Aligning Bisulfite Sequencing Reads Using Aryana

For this purpose you should replace -x or --index argument of aryana with -b or --bisulfite. All the other arguments of aryana apply here. ./aryana {arguments} -b, --bisulfite <bisulfite reference genome index, the output folder given to prepare_genomes.sh>

For simplicity, there is a script for alignment of the reads to different converted reference genomes, selecting the best alignment, and computing the methylation ratios for each cytosine

./aryana_bs [ar="additional arguments to aryana"] [me="additional arguments to methyl_extract"]

Or the following script for the paired-end reads

./aryana_bsp [ar="additional arguments to aryana"] [me="additional arguments to methyl_extract"]

** It is not needed to run "prepare_genomes.sh" for every alignment.

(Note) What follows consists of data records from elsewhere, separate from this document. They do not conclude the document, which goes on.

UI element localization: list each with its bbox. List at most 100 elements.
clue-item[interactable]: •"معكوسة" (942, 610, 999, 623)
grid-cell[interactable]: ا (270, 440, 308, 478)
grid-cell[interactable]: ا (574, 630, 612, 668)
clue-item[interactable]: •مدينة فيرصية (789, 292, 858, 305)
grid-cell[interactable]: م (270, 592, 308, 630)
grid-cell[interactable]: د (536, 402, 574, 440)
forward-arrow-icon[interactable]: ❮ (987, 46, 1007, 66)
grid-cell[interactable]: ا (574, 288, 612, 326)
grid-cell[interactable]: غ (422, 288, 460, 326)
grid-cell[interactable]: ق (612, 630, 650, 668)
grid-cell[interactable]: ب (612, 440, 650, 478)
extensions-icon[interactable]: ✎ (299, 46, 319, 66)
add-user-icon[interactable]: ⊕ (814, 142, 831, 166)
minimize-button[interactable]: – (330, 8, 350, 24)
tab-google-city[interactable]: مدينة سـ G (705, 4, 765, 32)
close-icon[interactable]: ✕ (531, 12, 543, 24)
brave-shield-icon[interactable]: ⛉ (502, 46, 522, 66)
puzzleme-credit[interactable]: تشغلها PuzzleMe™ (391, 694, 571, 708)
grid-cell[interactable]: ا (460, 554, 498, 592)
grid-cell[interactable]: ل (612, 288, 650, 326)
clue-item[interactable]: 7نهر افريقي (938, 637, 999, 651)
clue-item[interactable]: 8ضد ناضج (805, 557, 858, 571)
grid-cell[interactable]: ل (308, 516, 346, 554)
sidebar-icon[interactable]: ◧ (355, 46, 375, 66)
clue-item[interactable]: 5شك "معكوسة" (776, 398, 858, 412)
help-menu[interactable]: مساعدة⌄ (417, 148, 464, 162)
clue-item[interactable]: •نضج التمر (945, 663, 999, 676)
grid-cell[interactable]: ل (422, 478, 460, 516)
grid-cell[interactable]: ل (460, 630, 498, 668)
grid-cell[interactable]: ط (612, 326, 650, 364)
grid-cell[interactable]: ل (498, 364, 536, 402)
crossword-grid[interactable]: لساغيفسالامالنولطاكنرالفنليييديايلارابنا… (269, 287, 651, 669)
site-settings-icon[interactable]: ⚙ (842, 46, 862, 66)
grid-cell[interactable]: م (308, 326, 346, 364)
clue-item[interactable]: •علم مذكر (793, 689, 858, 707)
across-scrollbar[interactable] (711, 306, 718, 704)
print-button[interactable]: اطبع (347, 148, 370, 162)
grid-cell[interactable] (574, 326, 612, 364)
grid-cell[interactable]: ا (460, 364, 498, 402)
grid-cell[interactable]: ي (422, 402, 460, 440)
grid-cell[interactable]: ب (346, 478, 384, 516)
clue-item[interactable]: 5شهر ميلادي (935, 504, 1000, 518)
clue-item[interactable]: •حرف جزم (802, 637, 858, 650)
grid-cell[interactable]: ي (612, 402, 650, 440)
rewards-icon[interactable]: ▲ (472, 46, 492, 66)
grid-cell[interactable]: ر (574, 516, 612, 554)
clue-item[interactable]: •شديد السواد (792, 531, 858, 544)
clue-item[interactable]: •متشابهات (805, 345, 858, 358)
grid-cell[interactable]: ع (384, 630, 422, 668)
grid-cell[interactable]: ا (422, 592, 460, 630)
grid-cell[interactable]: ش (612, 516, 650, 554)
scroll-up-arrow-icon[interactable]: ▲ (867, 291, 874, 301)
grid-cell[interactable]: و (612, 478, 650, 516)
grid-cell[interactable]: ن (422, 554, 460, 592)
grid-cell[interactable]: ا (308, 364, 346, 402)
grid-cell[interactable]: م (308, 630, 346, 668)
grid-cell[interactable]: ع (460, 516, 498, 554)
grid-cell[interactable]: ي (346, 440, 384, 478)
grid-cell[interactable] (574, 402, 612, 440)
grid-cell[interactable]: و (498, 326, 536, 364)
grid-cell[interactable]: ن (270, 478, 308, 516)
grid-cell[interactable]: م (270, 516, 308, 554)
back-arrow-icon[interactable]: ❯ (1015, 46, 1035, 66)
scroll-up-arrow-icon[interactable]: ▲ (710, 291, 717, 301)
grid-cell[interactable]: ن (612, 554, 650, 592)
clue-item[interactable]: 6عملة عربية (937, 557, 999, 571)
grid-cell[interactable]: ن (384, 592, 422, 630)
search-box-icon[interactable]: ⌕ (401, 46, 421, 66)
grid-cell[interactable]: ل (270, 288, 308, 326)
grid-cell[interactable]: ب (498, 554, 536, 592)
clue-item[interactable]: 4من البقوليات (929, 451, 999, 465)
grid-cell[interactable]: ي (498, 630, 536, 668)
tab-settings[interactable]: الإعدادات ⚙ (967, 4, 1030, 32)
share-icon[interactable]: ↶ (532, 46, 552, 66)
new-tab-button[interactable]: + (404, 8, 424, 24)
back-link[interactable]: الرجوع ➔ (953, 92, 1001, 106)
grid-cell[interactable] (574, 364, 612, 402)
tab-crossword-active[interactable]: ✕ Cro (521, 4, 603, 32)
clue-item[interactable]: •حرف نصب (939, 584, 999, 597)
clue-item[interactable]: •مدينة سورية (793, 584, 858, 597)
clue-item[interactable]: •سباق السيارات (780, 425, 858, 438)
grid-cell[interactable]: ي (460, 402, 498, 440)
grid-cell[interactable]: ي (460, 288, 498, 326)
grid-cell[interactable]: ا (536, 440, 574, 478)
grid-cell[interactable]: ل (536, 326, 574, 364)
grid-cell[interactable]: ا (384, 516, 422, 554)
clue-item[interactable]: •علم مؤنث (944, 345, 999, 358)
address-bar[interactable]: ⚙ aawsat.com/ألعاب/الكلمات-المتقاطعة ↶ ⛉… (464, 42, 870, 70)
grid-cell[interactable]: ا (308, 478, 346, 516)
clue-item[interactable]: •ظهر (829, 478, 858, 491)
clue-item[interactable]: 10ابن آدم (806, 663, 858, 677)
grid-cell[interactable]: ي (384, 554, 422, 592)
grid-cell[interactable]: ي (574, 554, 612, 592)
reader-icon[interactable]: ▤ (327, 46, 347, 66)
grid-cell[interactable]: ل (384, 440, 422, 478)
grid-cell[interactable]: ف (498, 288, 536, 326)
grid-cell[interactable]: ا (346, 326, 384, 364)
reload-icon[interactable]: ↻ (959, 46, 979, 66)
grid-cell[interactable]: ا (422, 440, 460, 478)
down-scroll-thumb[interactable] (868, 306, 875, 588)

You just need to run it once on your reference to be able to run "aryana_bs".

Example:

./prepare_genomes hg19.fa cpg_island_hg19.txt BS_Genomes/ ./aryana_bs hg19.fa BS_Genomes/ cpg_islands_hg19.txt reads.fastq result ar="-p 10"

Analyzing output

The SamAnalyzer receives the SAM file of aligining either normal DNA or Bis-Seq reads to the genome, produces a table containing the minimum edit distance between each read and the aligned position. For Bis-Seq reads, it considers difference scenarios the read can be produced: Allowing either C->T or G->A conversion, checking PCR-read possibility, and considering the positive or negative strand.

If the reads are produces through BisSimul program, or the names of the reads include the true genomic location, in the same way that BisSimul does, the SamAnalyzer can also analyze each read against the real genomic position the read has been simulated from.

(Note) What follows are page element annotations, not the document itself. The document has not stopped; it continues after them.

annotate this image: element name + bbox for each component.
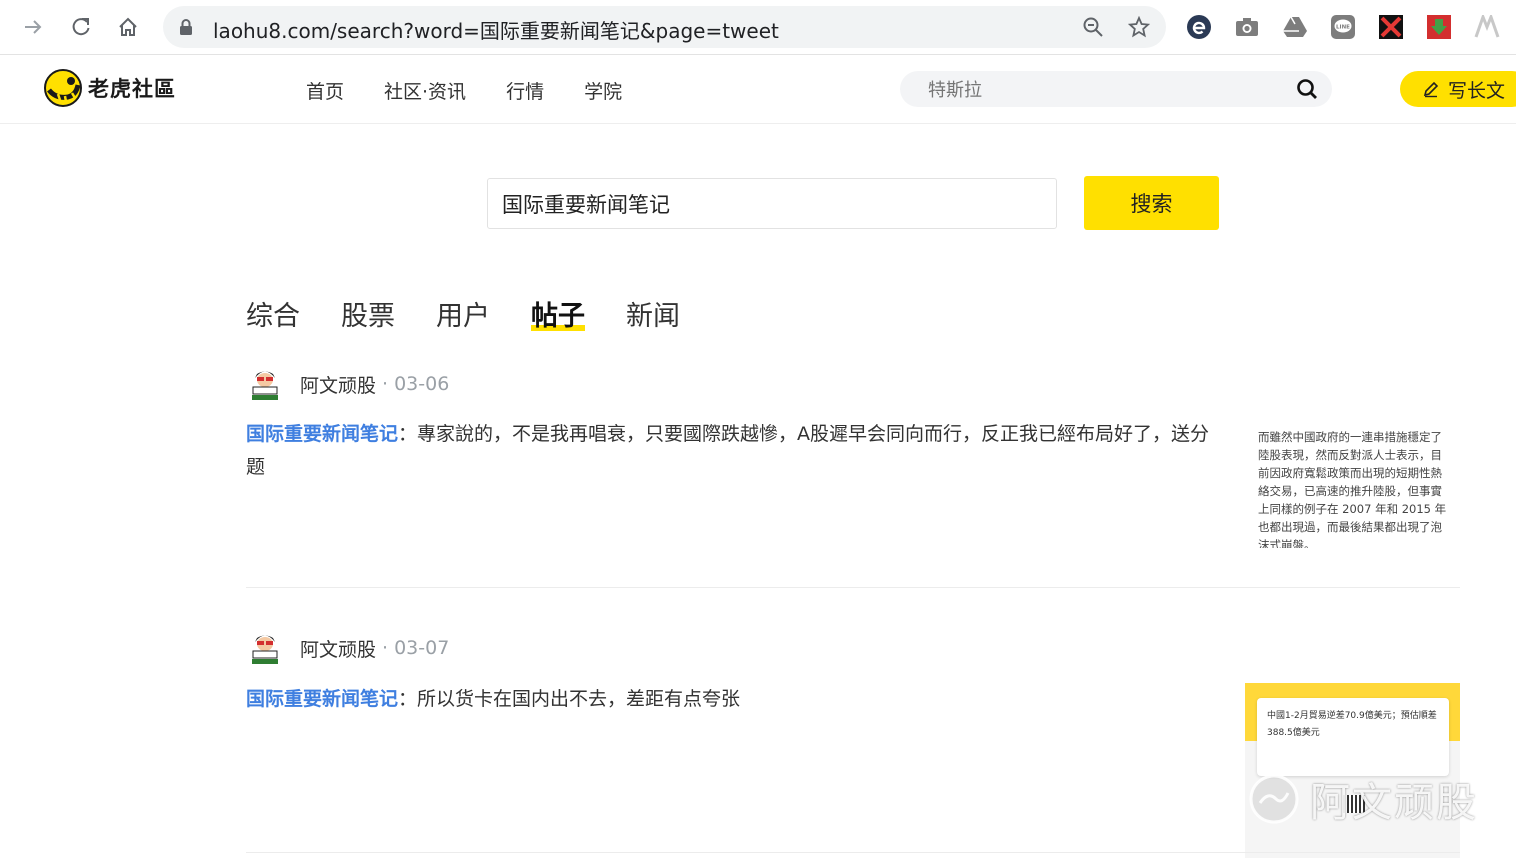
divider [246, 587, 1460, 588]
main-search-input[interactable] [488, 179, 1056, 228]
tab-news[interactable]: 新闻 [626, 294, 680, 333]
zoom-icon[interactable] [1082, 16, 1104, 42]
header-search [900, 71, 1332, 109]
main-nav: 首页 社区·资讯 行情 学院 [306, 77, 622, 104]
site-header: 老虎社區 首页 社区·资讯 行情 学院 写长文 [0, 55, 1516, 124]
write-article-button[interactable]: 写长文 [1400, 71, 1516, 107]
search-button[interactable]: 搜索 [1084, 176, 1219, 230]
pen-icon [1423, 81, 1439, 98]
post-meta: 阿文顽股 · 03-07 [246, 629, 450, 667]
tab-users[interactable]: 用户 [436, 294, 490, 333]
drive-icon[interactable] [1281, 13, 1309, 41]
logo-text: 老虎社區 [88, 77, 176, 101]
post-thumbnail[interactable]: 而雖然中國政府的一連串措施穩定了陸股表現，然而反對派人士表示，目前因政府寬鬆政策… [1252, 424, 1456, 548]
forward-icon[interactable] [18, 12, 48, 42]
reload-icon[interactable] [66, 12, 96, 42]
post-content[interactable]: 国际重要新闻笔记：專家說的，不是我再唱衰，只要國際跌越慘，A股遲早会同向而行，反… [246, 418, 1211, 484]
post-date: · 03-07 [382, 637, 450, 659]
tiger-logo-icon [44, 69, 82, 107]
result-tabs: 综合 股票 用户 帖子 新闻 [246, 294, 721, 333]
watermark: 阿文顽股 [1248, 770, 1478, 828]
post-date: · 03-06 [382, 373, 450, 395]
edge-icon[interactable] [1185, 13, 1213, 41]
nav-item-community[interactable]: 社区·资讯 [384, 77, 466, 104]
post-content[interactable]: 国际重要新闻笔记：所以货卡在国内出不去，差距有点夸张 [246, 683, 1211, 716]
address-bar[interactable]: laohu8.com/search?word=国际重要新闻笔记&page=twe… [163, 6, 1166, 48]
search-icon[interactable] [1296, 78, 1318, 104]
header-search-input[interactable] [926, 71, 1270, 109]
thumbnail-card: 中國1-2月貿易逆差70.9億美元；預估順差388.5億美元 [1257, 698, 1449, 776]
url-text: laohu8.com/search?word=国际重要新闻笔记&page=twe… [213, 19, 779, 43]
nav-item-market[interactable]: 行情 [506, 77, 544, 104]
camera-icon[interactable] [1233, 13, 1261, 41]
watermark-text: 阿文顽股 [1310, 780, 1478, 826]
tab-posts[interactable]: 帖子 [531, 294, 585, 333]
post-keyword: 国际重要新闻笔记 [246, 423, 399, 445]
post-keyword: 国际重要新闻笔记 [246, 688, 399, 710]
post-author[interactable]: 阿文顽股 [300, 371, 376, 398]
line-icon[interactable]: LINE [1329, 13, 1357, 41]
avatar[interactable] [246, 365, 284, 403]
watermark-logo-icon [1249, 774, 1299, 824]
browser-toolbar: laohu8.com/search?word=国际重要新闻笔记&page=twe… [0, 0, 1516, 55]
nav-item-academy[interactable]: 学院 [584, 77, 622, 104]
post-meta: 阿文顽股 · 03-06 [246, 365, 450, 403]
post-text: ：所以货卡在国内出不去，差距有点夸张 [398, 688, 741, 710]
post-author[interactable]: 阿文顽股 [300, 635, 376, 662]
bookmark-star-icon[interactable] [1127, 15, 1151, 42]
tab-overview[interactable]: 综合 [246, 294, 300, 333]
svg-text:LINE: LINE [1336, 25, 1350, 31]
download-extension-icon[interactable] [1425, 13, 1453, 41]
home-icon[interactable] [113, 12, 143, 42]
avatar[interactable] [246, 629, 284, 667]
nav-item-home[interactable]: 首页 [306, 77, 344, 104]
site-logo[interactable]: 老虎社區 [44, 69, 176, 107]
main-search-box [487, 178, 1057, 229]
lock-icon [179, 18, 193, 40]
vector-icon[interactable] [1473, 13, 1501, 41]
x-extension-icon[interactable] [1377, 13, 1405, 41]
divider [246, 852, 1460, 853]
write-article-label: 写长文 [1448, 79, 1506, 102]
tab-stocks[interactable]: 股票 [341, 294, 395, 333]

The output is a tab-delimited table including several columns: the read name (ReadName), chromosome name and chromosomal position of the alignment according to SAM file (AlnChr and AlnPos), the minimum edit distance - penalty - between the read and the aligned sequence based on the CIGAR sequence (AlnPen), and the same information for the real read location (RealChr, RealPos and RealPen) if the -s argument is used.

If -i and -o arguments are not used, the standard input and standard output will be used.

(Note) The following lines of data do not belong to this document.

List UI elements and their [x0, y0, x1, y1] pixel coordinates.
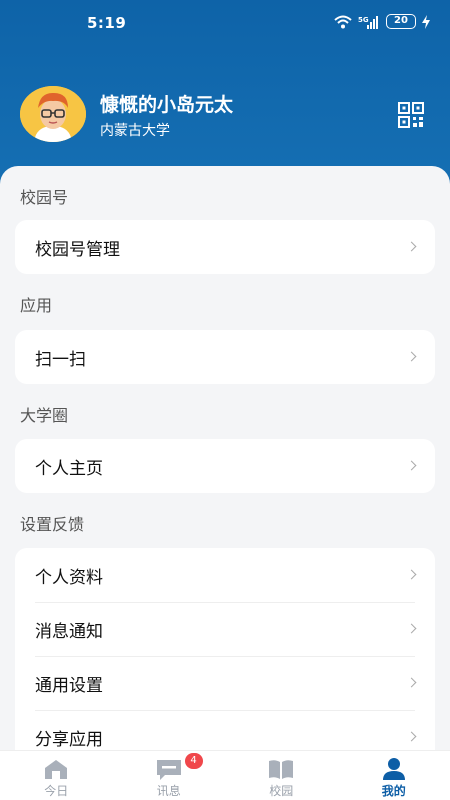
status-time: 5:19: [87, 14, 127, 32]
tab-label: 讯息: [156, 784, 181, 798]
chevron-right-icon: [406, 241, 417, 252]
status-icons: 5G 20: [334, 14, 430, 29]
home-icon: [45, 760, 68, 779]
user-icon: [382, 758, 405, 780]
menu-item-general-settings[interactable]: 通用设置: [15, 656, 435, 710]
section-title-settings-feedback: 设置反馈: [20, 515, 85, 534]
status-bar: 5:19 5G 20: [0, 0, 450, 44]
section-title-apps: 应用: [20, 296, 53, 315]
chevron-right-icon: [406, 460, 417, 471]
bottom-tab-bar: 今日 4 讯息 校园 我的: [0, 750, 450, 800]
chevron-right-icon: [406, 623, 417, 634]
tab-label: 今日: [44, 784, 69, 798]
tab-campus[interactable]: 校园: [225, 751, 338, 800]
menu-item-personal-homepage[interactable]: 个人主页: [15, 439, 435, 493]
chevron-right-icon: [406, 731, 417, 742]
menu-item-label: 校园号管理: [35, 239, 120, 260]
profile-info[interactable]: 慷慨的小岛元太 内蒙古大学: [20, 86, 430, 144]
section-title-university-circle: 大学圈: [20, 406, 69, 425]
tab-today[interactable]: 今日: [0, 751, 113, 800]
card-campus-account: 校园号管理: [15, 220, 435, 274]
menu-item-share-app[interactable]: 分享应用: [15, 710, 435, 750]
menu-item-message-notifications[interactable]: 消息通知: [15, 602, 435, 656]
menu-item-label: 扫一扫: [35, 349, 86, 370]
settings-content: 校园号 校园号管理 应用 扫一扫 大学圈 个人主页 设置反馈 个人资料 消息通知: [0, 166, 450, 750]
menu-item-scan[interactable]: 扫一扫: [15, 330, 435, 384]
wifi-icon: [334, 15, 352, 28]
chevron-right-icon: [406, 677, 417, 688]
section-title-campus-account: 校园号: [20, 188, 69, 207]
card-university-circle: 个人主页: [15, 439, 435, 493]
menu-item-label: 分享应用: [35, 729, 103, 750]
battery-icon: 20: [386, 14, 416, 29]
avatar-illustration: [20, 86, 86, 142]
menu-item-label: 个人资料: [35, 567, 103, 588]
menu-item-label: 消息通知: [35, 621, 103, 642]
tab-messages[interactable]: 4 讯息: [113, 751, 226, 800]
menu-item-label: 通用设置: [35, 675, 103, 696]
qr-code-icon[interactable]: [398, 102, 424, 128]
network-type-label: 5G: [358, 16, 369, 24]
chevron-right-icon: [406, 351, 417, 362]
chevron-right-icon: [406, 569, 417, 580]
avatar[interactable]: [20, 86, 86, 142]
unread-badge: 4: [184, 753, 203, 769]
menu-item-label: 个人主页: [35, 458, 103, 479]
card-apps: 扫一扫: [15, 330, 435, 384]
message-icon: [156, 760, 181, 780]
tab-label: 我的: [381, 784, 406, 798]
username: 慷慨的小岛元太: [100, 94, 234, 116]
school-name: 内蒙古大学: [100, 123, 170, 139]
menu-item-campus-account-management[interactable]: 校园号管理: [15, 220, 435, 274]
signal-icon: 5G: [358, 15, 378, 29]
card-settings-feedback: 个人资料 消息通知 通用设置 分享应用: [15, 548, 435, 750]
menu-item-personal-info[interactable]: 个人资料: [15, 548, 435, 602]
tab-label: 校园: [269, 784, 294, 798]
charging-icon: [422, 14, 430, 29]
tab-mine[interactable]: 我的: [338, 751, 450, 800]
book-icon: [269, 760, 294, 779]
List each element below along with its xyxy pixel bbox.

./SamAnalyzer {arguments} -g -i -o -S (print SAM, CIGAR and alignment sequences in output) -b (input is Bis-Seq, default: normal DNA-seq) -s (use this argument if the reads are generated via BisSimul, or the read names include the true position in a similar way)

Here is a description about the SamAnalyzer results:

ReadName: name of read, as appears in FASTQ and/or SAM file Aligned: shows wether the read is aligned to the reference genome (1) or not (0) AlnChr: The chromosome to which the read is aligned, or NA if the read is not aligned AlnPos: The position in the chromosome to which the read is aligned AlnMismatch: The number of mismatches between the read sequence and alignment position AlnGapOpen: The number of gap intervals between the read and the alignment position. Any number of consecutive insertions in read or reference are considered as one gap interval. AlnGapExt: The total number of nucleotides extending the gaps. For an interval of N insertions, the gap extension number is N-1.

The following columns are reported if the reads are simulated using the read_simul of aryana: RealChr: The true chromosome from which the read is simulated RealPos: The true position in the chromosome from which the read is simulated RealMismatch: The number of mismatches between the true genomic sequence and the simulated read, possibly due to simulated SNPs or sequencing error

The following columns are added if -s argument is used: SamSeq: The nucleotide sequence reported in SAM file CIGAR: The CIGAR sequence reported in SAM file, that tells how AlnSeq: The genomic sequence to which the read is aligned (i.e. located in AlnChr,AlnPos)

The following columns are added if -s argument is used and the reads are simulated using read_simul: RealSeq: The genomic sequence from which the read is simulated

To find out how good each read is aligned we might use Aligned, AlnMismatch, AlnGapOpen and AlnGapExt columns. We can define a penalty, for instance Penalty = 5 * (AlnMismatch + AlnGapOpen) + 3 * AlnGapExt. This will make higher penalty for mismatches and start of the gaps, but lower penalty for gap extensions, since it's more likely for an opened gap to be extended.

A simpler approach would be just to consider AlnMismatch.